Holocaust exhibit opens and American Hungarian Foundation Museum
By Sarah Morrison
September 12, 2008
The "Carl Lutz and the Legendary Glass House in Budapest" exhibit opened on Sept. 7 at the American Hungarian Foundation Museum, New Brunswick. The exhibit, open until Sept. 14, features five free-standing kiosks that includes photographs, text, a DVD, and a computer-generated tour of the famous safe house in Budapest.
Dr. Randolph L. Braham, professor emeritus of political science at the Graduate Center of City University of New York and director of the Graduate Center's Rosenthal Institute for Holocaust Studies, delivered a lecture at the exhibit's opening about diplomat heroes who rescued Jews in the Holocaust. Braham spoke specifically about Carl Lutz, Swiss Vice-Consul who hid over 3,000 Jews from 1942 to 1945 in Budapest. He established 76 Swiss safe houses throughout Budapest, the most famous being the Glass House, on which the museum's exhibit is based. The old industrial building provided refuge for over 3,000 people over the three years it functioned as a safe house.
Braham spent his speech dispelling rumors of rescue and bravery that came out of Hungary. He said, "If every story of rescue from Hungary was true, more Jews would have been saved than there were Jews in the country." Braham focused on the heroic efforts of Carl Lutz, who saved tens of thousands of Jews from certain death.
Although Nazi Germany did not invade Hungary until March of 1944, the anti-Jewish laws were in effect for years prior because of Hungary's alliance with Germany in the fight against Russia starting in 1941. When Hitler broke the alliance and invaded Hungary, all Jewish organizations were dissolved and Jews had to begin to wear the yellow star.
Almost immediately after the takeover, the Nazis began to deport the Jewish population, who originally did not believe they would meet the same fate as Polish Jews, to German death camps. When the deportation began, Braham noted, Lutz took action and immediately negotiated a deal with the Nazis and the Hungarian government. Lutz was granted permission to issue protective letters to 8,000 Jews and grant them emigration to then Palestine, but it was only granted on condition that the rest of the Jews in Hungary be deported. Lutz agreed, and he deliberately misinterpreted the permission he was granted from 8,000 individual letters to 8,000 families, granting thousands of more letters to anxiously waiting families.
In addition to Lutz's protective letters, he established a safe house called the Glass House on Vadasz Street 29 in Budapest. He annexed this house as official Swiss property, sheltering the Jews in it from Nazi harm. This former warehouse turned safe house and its neighboring building shielded around 3,000 Jews during the last stages of World War II.

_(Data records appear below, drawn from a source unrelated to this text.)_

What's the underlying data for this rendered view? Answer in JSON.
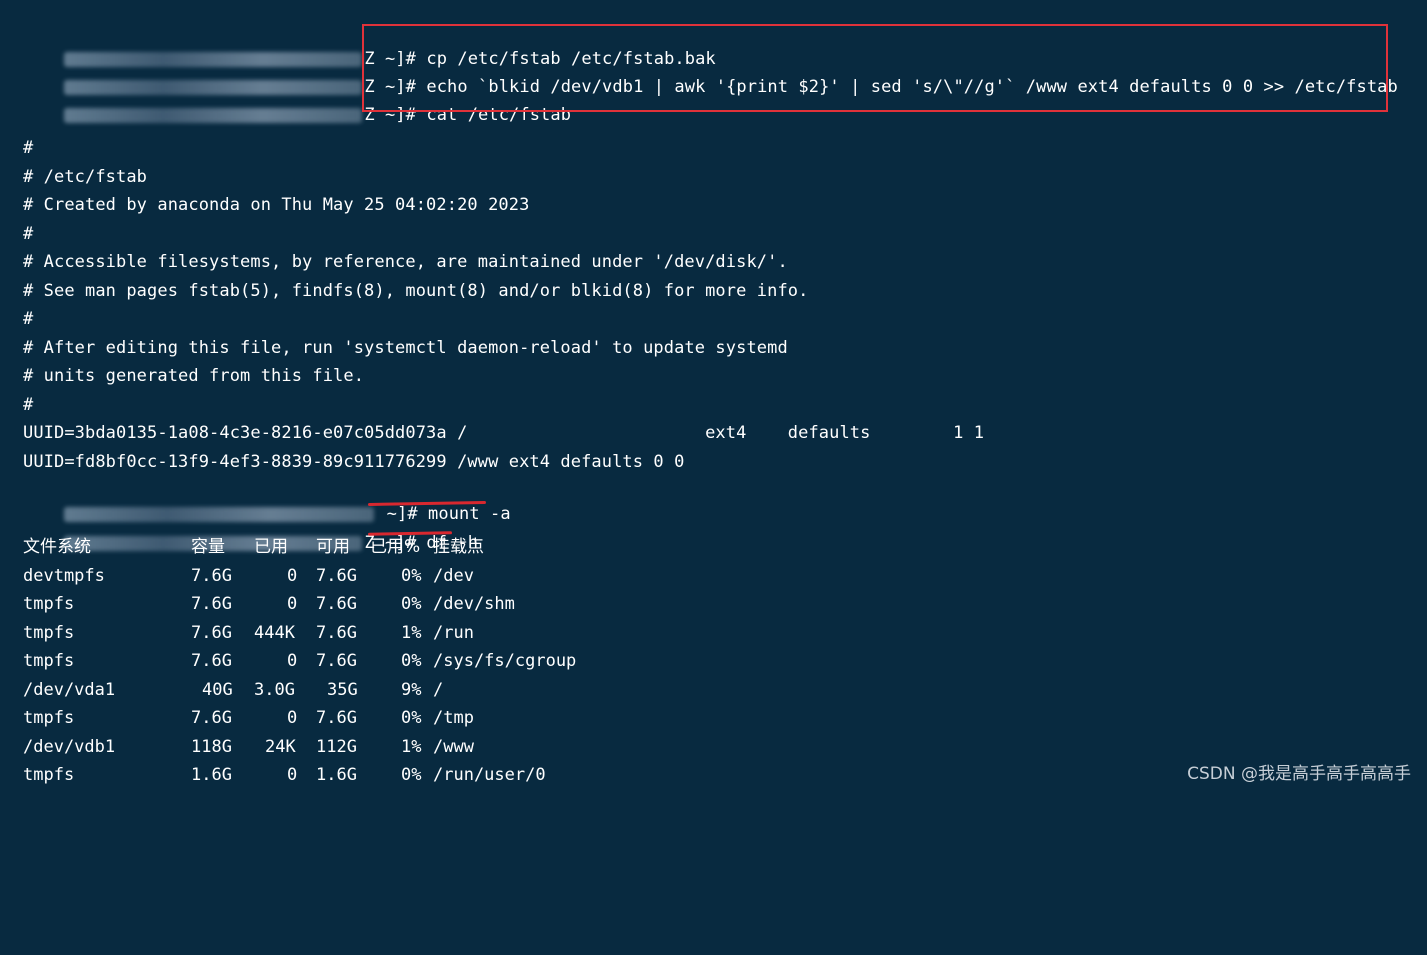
{
  "terminal": {
    "commands": [
      {
        "prompt_suffix": "Z ~]#",
        "command": " cp /etc/fstab /etc/fstab.bak"
      },
      {
        "prompt_suffix": "Z ~]#",
        "command": " echo `blkid /dev/vdb1 | awk '{print $2}' | sed 's/\\\"//g'` /www ext4 defaults 0 0 >> /etc/fstab"
      },
      {
        "prompt_suffix": "Z ~]#",
        "command": " cat /etc/fstab"
      }
    ],
    "fstab_lines": [
      "#",
      "# /etc/fstab",
      "# Created by anaconda on Thu May 25 04:02:20 2023",
      "#",
      "# Accessible filesystems, by reference, are maintained under '/dev/disk/'.",
      "# See man pages fstab(5), findfs(8), mount(8) and/or blkid(8) for more info.",
      "#",
      "# After editing this file, run 'systemctl daemon-reload' to update systemd",
      "# units generated from this file.",
      "#",
      "UUID=3bda0135-1a08-4c3e-8216-e07c05dd073a /                       ext4    defaults        1 1",
      "UUID=fd8bf0cc-13f9-4ef3-8839-89c911776299 /www ext4 defaults 0 0"
    ],
    "mount_cmd": {
      "prompt_suffix": " ~]#",
      "command": " mount -a"
    },
    "df_cmd": {
      "prompt_suffix": "Z ~]#",
      "command": " df -h"
    },
    "df_header": {
      "filesystem": "文件系统",
      "size": "容量",
      "used": "已用",
      "avail": "可用",
      "use_pct": "已用%",
      "mounted_on": "挂载点"
    },
    "df_rows": [
      {
        "fs": "devtmpfs",
        "size": "7.6G",
        "used": "0",
        "avail": "7.6G",
        "pct": "0%",
        "mount": "/dev"
      },
      {
        "fs": "tmpfs",
        "size": "7.6G",
        "used": "0",
        "avail": "7.6G",
        "pct": "0%",
        "mount": "/dev/shm"
      },
      {
        "fs": "tmpfs",
        "size": "7.6G",
        "used": "444K",
        "avail": "7.6G",
        "pct": "1%",
        "mount": "/run"
      },
      {
        "fs": "tmpfs",
        "size": "7.6G",
        "used": "0",
        "avail": "7.6G",
        "pct": "0%",
        "mount": "/sys/fs/cgroup"
      },
      {
        "fs": "/dev/vda1",
        "size": "40G",
        "used": "3.0G",
        "avail": "35G",
        "pct": "9%",
        "mount": "/"
      },
      {
        "fs": "tmpfs",
        "size": "7.6G",
        "used": "0",
        "avail": "7.6G",
        "pct": "0%",
        "mount": "/tmp"
      },
      {
        "fs": "/dev/vdb1",
        "size": "118G",
        "used": "24K",
        "avail": "112G",
        "pct": "1%",
        "mount": "/www"
      },
      {
        "fs": "tmpfs",
        "size": "1.6G",
        "used": "0",
        "avail": "1.6G",
        "pct": "0%",
        "mount": "/run/user/0"
      }
    ]
  },
  "watermark": "CSDN @我是高手高手高高手",
  "colors": {
    "background": "#082a40",
    "text": "#ffffff",
    "annotation_red": "#e0323a"
  }
}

More than 70 additional houses of refuge were added alongside the Glass House, the Swiss diplomat extending the official Swiss property lines to accommodate for all of these houses as well. It is estimated that Lutz saved 62,000 Jews out of the 124,000 total surviving Hungarian Jewish people. One man used his diplomatic power to save half of Hungarian Jewry.
Lutz's heroic achievements were not recognized by Switzerland until 1958; there were so many rules broken to save the Jews that the Swiss government was unsure of what to do with him. Early on, Yad Vashem, Jerusalem, recognized him as one of the Righteous Among The Nations, but his story was unheard of for years.
Braham has authored 60 books on the Holocaust and he is frequently used as a major source of information for courts of law around the world regarding restitution and war crimes. At the opening of the exhibit, Braham was presented with the Abraham Lincoln Award on behalf of the American Hungarian Foundation for his work in the field of the Holocaust in Hungary.
The lecture Braham delivered was one in a series sponsored by the Jewish Historical Society of Central New Jersey and The Jewish Federation of Greater Middlesex County. Museum hours are Tuesday through Saturday, 11-4; Sunday, 1-5. Five-dollar donations are suggested.